Sometimes you will need to specify file names that contain spaces. In order to do this, you can surround the file name with double quotes. This works equally well for local file names and remote file names:
psftp> get "spacey file name.txt" "save it under this name.txt"
The double quotes themselves will not appear as part of the file names; they are removed by PSFTP and their only effect is to stop the spaces inside them from acting as word separators.
If you need to use a double quote (on some types of remote system, such as Unix, you are allowed to use double quotes in file names), you can do this by doubling it. This works both inside and outside double quotes. For example, this command
psftp> ren ""this"" "a file with ""quotes"" in it"
will take a file whose current name is "this" (with a double quote character at the beginning and the end) and rename it to a file whose name is a file with "quotes" in it.
(The one exception to the PSFTP quoting rules is the ! command, which passes its command line straight to Windows without splitting it up into words at all. See
section 6.2.19
.)
6.2.2 Wildcards in PSFTP
Several commands in PSFTP support ‘wildcards’ to select multiple files.
For local file specifications (such as the first argument to put), wildcard rules for the local operating system are used.
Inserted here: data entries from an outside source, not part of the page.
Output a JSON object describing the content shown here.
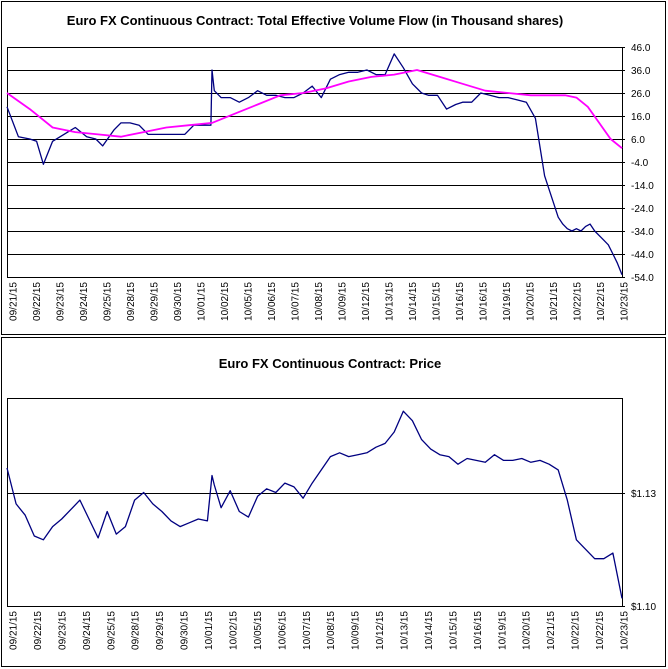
{
  "chart_data": [
    {
      "type": "line",
      "title": "Euro FX Continuous Contract: Total Effective Volume Flow (in Thousand shares)",
      "ylim": [
        -54,
        46
      ],
      "y_ticks": [
        "46.0",
        "36.0",
        "26.0",
        "16.0",
        "6.0",
        "-4.0",
        "-14.0",
        "-24.0",
        "-34.0",
        "-44.0",
        "-54.0"
      ],
      "x_tick_labels": [
        "09/21/15",
        "09/22/15",
        "09/23/15",
        "09/24/15",
        "09/25/15",
        "09/28/15",
        "09/29/15",
        "09/30/15",
        "10/01/15",
        "10/02/15",
        "10/05/15",
        "10/06/15",
        "10/07/15",
        "10/08/15",
        "10/09/15",
        "10/12/15",
        "10/13/15",
        "10/14/15",
        "10/15/15",
        "10/16/15",
        "10/16/15",
        "10/19/15",
        "10/20/15",
        "10/21/15",
        "10/22/15",
        "10/22/15",
        "10/23/15"
      ],
      "grid": "horizontal",
      "series": [
        {
          "color": "#000080",
          "x": [
            0,
            0.5,
            1,
            1.3,
            1.6,
            2,
            2.5,
            3,
            3.5,
            3.9,
            4.2,
            4.7,
            5,
            5.4,
            5.8,
            6.2,
            6.6,
            7,
            7.4,
            7.8,
            8.2,
            8.6,
            8.95,
            9.0,
            9.1,
            9.4,
            9.8,
            10.2,
            10.6,
            11,
            11.4,
            11.8,
            12.2,
            12.6,
            13,
            13.4,
            13.8,
            14.2,
            14.6,
            15,
            15.4,
            15.8,
            16.2,
            16.6,
            17,
            17.4,
            17.8,
            18.2,
            18.5,
            18.9,
            19.3,
            19.7,
            20,
            20.4,
            20.8,
            21.2,
            21.6,
            22,
            22.4,
            22.8,
            23.2,
            23.6,
            24,
            24.2,
            24.4,
            24.6,
            24.8,
            25.0,
            25.2,
            25.4,
            25.6,
            25.8,
            26.0,
            26.2,
            26.4,
            26.6,
            26.8,
            27.0
          ],
          "y": [
            20,
            7,
            6,
            5,
            -5,
            5,
            8,
            11,
            7,
            6,
            3,
            10,
            13,
            13,
            12,
            8,
            8,
            8,
            8,
            8,
            12,
            12,
            12,
            36,
            27,
            24,
            24,
            22,
            24,
            27,
            25,
            25,
            24,
            24,
            26,
            29,
            24,
            32,
            34,
            35,
            35,
            36,
            34,
            34,
            43,
            37,
            30,
            26,
            25,
            25,
            19,
            21,
            22,
            22,
            26,
            25,
            24,
            24,
            23,
            22,
            15,
            -10,
            -22,
            -28,
            -31,
            -33,
            -34,
            -33,
            -34,
            -32,
            -31,
            -34,
            -36,
            -38,
            -40,
            -44,
            -48,
            -53
          ]
        },
        {
          "color": "#ff00ff",
          "x": [
            0,
            1,
            2,
            3,
            4,
            5,
            6,
            7,
            8,
            9,
            10,
            11,
            12,
            13,
            14,
            15,
            16,
            17,
            18,
            19,
            20,
            21,
            22,
            23,
            24,
            24.5,
            25,
            25.5,
            26,
            26.5,
            27
          ],
          "y": [
            26,
            19,
            11,
            9,
            8,
            7,
            9,
            11,
            12,
            13,
            17,
            21,
            25,
            26,
            28,
            31,
            33,
            34,
            36,
            33,
            30,
            27,
            26,
            25,
            25,
            25,
            24,
            20,
            13,
            6,
            2
          ]
        }
      ]
    },
    {
      "type": "line",
      "title": "Euro FX Continuous Contract: Price",
      "ylim": [
        1.1,
        1.155
      ],
      "y_ticks": [
        "$1.13",
        "$1.10"
      ],
      "x_tick_labels": [
        "09/21/15",
        "09/22/15",
        "09/23/15",
        "09/24/15",
        "09/25/15",
        "09/28/15",
        "09/29/15",
        "09/30/15",
        "10/01/15",
        "10/02/15",
        "10/05/15",
        "10/06/15",
        "10/07/15",
        "10/08/15",
        "10/09/15",
        "10/12/15",
        "10/13/15",
        "10/14/15",
        "10/15/15",
        "10/16/15",
        "10/19/15",
        "10/20/15",
        "10/21/15",
        "10/22/15",
        "10/22/15",
        "10/23/15"
      ],
      "grid": "horizontal",
      "series": [
        {
          "color": "#000080",
          "x": [
            0,
            0.4,
            0.8,
            1.2,
            1.6,
            2,
            2.4,
            2.8,
            3.2,
            3.6,
            4,
            4.4,
            4.8,
            5.2,
            5.6,
            6,
            6.4,
            6.8,
            7.2,
            7.6,
            8,
            8.4,
            8.8,
            9.0,
            9.1,
            9.4,
            9.8,
            10.2,
            10.6,
            11,
            11.4,
            11.8,
            12.2,
            12.6,
            13,
            13.4,
            13.8,
            14.2,
            14.6,
            15,
            15.4,
            15.8,
            16.2,
            16.6,
            17,
            17.4,
            17.8,
            18.2,
            18.6,
            19,
            19.4,
            19.8,
            20.2,
            20.6,
            21,
            21.4,
            21.8,
            22.2,
            22.6,
            23,
            23.4,
            23.8,
            24.2,
            24.6,
            25,
            25.4,
            25.8,
            26.2,
            26.6,
            27.0
          ],
          "y": [
            1.1365,
            1.127,
            1.124,
            1.1185,
            1.1175,
            1.121,
            1.123,
            1.1255,
            1.128,
            1.123,
            1.118,
            1.125,
            1.119,
            1.121,
            1.128,
            1.13,
            1.127,
            1.125,
            1.1225,
            1.121,
            1.122,
            1.123,
            1.1225,
            1.1345,
            1.132,
            1.126,
            1.1305,
            1.125,
            1.1235,
            1.129,
            1.131,
            1.13,
            1.1325,
            1.1315,
            1.1285,
            1.1325,
            1.136,
            1.1395,
            1.1405,
            1.1395,
            1.14,
            1.1405,
            1.142,
            1.143,
            1.146,
            1.1515,
            1.149,
            1.144,
            1.1415,
            1.14,
            1.1395,
            1.1375,
            1.139,
            1.1385,
            1.138,
            1.14,
            1.1385,
            1.1385,
            1.139,
            1.138,
            1.1385,
            1.1375,
            1.136,
            1.128,
            1.1175,
            1.115,
            1.1125,
            1.1125,
            1.114,
            1.102
          ]
        }
      ]
    }
  ]
}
For instance, PSFTP running on Windows might require the use of *.* where PSFTP on Unix would need *.
For remote file specifications (such as the first argument to get), PSFTP uses a standard wildcard syntax (similar to POSIX wildcards):
* matches any sequence of characters (including a zero-length sequence).
? matches exactly one character.
[abc] matches exactly one character which can be a, b, or c.
[a-z] matches any character in the range a to z.
[^abc] matches a single character that is not a, b, or c.
Special cases: [-a] matches a literal hyphen (-) or a; [^-a] matches all other characters. [a^] matches a literal caret (^) or a.
\ (backslash) before any of the above characters (or itself) removes that character's special meaning.
A leading period (.) on a filename is not treated specially, unlike in some Unix contexts; get * will fetch all files, whether or not they start with a leading period.